We know that mental health is shaped by many factors, from our genes and brain chemistry to our relationships with family and friends, neighborhood conditions, and larger social forces and policies. We also know that, too often, young people are bombarded with messages through the media and popular culture that erode their sense of self-worth—telling them they are not good-looking enough, popular enough, smart enough, or rich enough. That comes as progress on legitimate, and distressing, issues like climate change, income inequality, racial injustice, the opioid epidemic, and gun violence feels too slow.

Murthy explains further:

Scientists have come up with various hypotheses that explain these trends. Some researchers believe that this trend is partly due to the fact that young people are more open to discussing mental health issues. Others point out the increasing use of digital media and academic pressure. They also mention the limited access to mental healthcare, the health risks associated with alcohol and drugs, as well as broader stressors like the 2008 financial crises, income inequality, racism, and gun violence.

Let’s not forget about the years lost by young people as a result of the social isolation and closed schools that were at the core of the federal response to the pandemic of coronavirus.

What factors are not mentioned by Murthy, or any other national health official who is a prominent figure in the field of public health to explain why suicide and despondency among America’s youth have been on the rise?

The rise in suicide rates coincides with the time when most K-12 public school curriculums have been rewritten in a way that reflects the dogma of the radical left’s critical race theory ideology.

Jonathan Butcher and Mike Gonzalez of the Heritage Foundation stated the following in their comprehensive 2020 analysis of the roots and growth of CRT.

The spread of CRT-based curricular content in K-12 education is only second to its presence in postsecondary instruction where it originated. Over the last century, the spread of CRT in college and university syllabi, journal articles, and other educational materials took place over many decades. The effects on K-12 education, however, have only been visible recently.

The material is designed to distract educators and students from learning rigorous content. It also teaches ideas that undermine individual liberty, America’s founding principles, and the idea of systemic racism.

CRT’s fundamental argument is that American society is divided into two distinct groups: white oppressors, and people of color who are oppressed. The American political, cultural, economic, and social institutions are all designed to enforce racist oppressors’ will on the oppressed.

This reality will not change unless America is transformed into a totalitarian Leftist hellhole similar to those in China, Venezuela, Cuba, and elsewhere.

Since the early 1990s, American public school students are taught that racist whites cannot change and will never be able to do so, whereas oppressed blacks will remain trapped in racist systems until there is a revolutionary movement.

Combine this putrescent CRT viewpoint with Greta Thunberg’s shriek, which is constantly repeated, and the climate change dire cry that we will all die very soon if don’t return to Stone Age agricultural and energy systems.

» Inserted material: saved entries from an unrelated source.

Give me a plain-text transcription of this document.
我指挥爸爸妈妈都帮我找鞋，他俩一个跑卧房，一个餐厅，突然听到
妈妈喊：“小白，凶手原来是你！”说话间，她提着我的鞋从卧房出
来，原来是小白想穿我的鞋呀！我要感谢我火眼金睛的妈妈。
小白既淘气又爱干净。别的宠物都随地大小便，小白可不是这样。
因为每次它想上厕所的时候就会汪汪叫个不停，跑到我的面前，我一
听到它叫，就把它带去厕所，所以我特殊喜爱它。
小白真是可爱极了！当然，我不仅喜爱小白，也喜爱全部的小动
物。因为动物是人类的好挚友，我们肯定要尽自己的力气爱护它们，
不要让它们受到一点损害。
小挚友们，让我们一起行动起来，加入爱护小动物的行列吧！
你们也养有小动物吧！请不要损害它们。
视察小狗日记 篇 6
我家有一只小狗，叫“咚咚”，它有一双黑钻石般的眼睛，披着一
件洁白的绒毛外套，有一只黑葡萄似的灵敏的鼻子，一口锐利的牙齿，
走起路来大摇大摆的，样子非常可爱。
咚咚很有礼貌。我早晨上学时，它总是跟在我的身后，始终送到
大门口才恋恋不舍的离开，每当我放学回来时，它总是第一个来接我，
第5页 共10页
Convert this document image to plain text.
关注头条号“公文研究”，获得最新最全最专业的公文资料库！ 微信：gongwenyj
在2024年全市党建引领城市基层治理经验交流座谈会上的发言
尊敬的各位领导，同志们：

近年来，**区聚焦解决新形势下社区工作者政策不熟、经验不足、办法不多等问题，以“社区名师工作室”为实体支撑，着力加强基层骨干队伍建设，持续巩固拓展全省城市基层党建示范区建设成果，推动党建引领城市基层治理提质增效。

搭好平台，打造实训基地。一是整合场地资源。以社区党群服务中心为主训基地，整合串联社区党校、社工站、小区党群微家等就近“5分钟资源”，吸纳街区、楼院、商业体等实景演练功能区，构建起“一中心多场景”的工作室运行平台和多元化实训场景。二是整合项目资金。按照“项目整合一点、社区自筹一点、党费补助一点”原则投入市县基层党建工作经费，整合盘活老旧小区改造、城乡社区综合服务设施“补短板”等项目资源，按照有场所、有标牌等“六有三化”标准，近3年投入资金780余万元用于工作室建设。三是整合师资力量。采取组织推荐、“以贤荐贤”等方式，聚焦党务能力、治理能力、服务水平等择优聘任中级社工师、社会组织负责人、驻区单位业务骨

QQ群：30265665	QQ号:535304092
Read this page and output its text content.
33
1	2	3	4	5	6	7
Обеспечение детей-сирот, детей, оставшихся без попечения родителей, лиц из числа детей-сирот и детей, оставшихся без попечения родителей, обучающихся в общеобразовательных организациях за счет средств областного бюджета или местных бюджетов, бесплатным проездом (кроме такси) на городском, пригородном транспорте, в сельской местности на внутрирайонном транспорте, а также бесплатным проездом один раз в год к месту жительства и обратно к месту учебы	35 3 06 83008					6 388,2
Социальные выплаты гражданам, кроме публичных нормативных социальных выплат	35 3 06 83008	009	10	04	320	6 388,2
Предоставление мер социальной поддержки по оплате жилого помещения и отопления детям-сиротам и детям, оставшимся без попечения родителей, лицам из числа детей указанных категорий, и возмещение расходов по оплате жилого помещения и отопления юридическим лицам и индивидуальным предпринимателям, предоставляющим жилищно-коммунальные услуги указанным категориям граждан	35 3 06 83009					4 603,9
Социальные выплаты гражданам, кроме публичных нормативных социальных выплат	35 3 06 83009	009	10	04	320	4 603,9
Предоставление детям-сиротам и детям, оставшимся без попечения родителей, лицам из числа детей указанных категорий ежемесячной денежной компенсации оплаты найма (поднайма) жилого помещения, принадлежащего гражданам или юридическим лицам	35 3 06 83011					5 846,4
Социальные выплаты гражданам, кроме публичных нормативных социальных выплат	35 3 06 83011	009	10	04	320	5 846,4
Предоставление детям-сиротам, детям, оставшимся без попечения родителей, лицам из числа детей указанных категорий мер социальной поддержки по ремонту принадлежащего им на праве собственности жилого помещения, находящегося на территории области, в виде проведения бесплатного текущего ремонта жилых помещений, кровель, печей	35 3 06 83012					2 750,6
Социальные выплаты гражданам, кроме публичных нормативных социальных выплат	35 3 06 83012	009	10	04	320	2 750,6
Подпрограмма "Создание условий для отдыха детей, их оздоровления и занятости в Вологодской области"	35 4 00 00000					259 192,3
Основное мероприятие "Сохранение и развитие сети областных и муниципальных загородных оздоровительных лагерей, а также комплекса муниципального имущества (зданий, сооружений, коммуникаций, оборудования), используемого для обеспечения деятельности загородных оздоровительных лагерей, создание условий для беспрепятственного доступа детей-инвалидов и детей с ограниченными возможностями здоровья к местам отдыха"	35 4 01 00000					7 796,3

We should also remember the growing number of “Nones”, young people who claim no religious affiliation. (Although, thankfully, there are signs that this trend is slowing down).

What is surprising about the fact is that many young people believe they will never have a future because they can’t escape the system of white privilege, and even if somehow they managed to do this, it wouldn’t matter, because climate change would get them and they won’t have any hope for an afterlife.

What should surprise us most is the fact that so many of them are still going strong.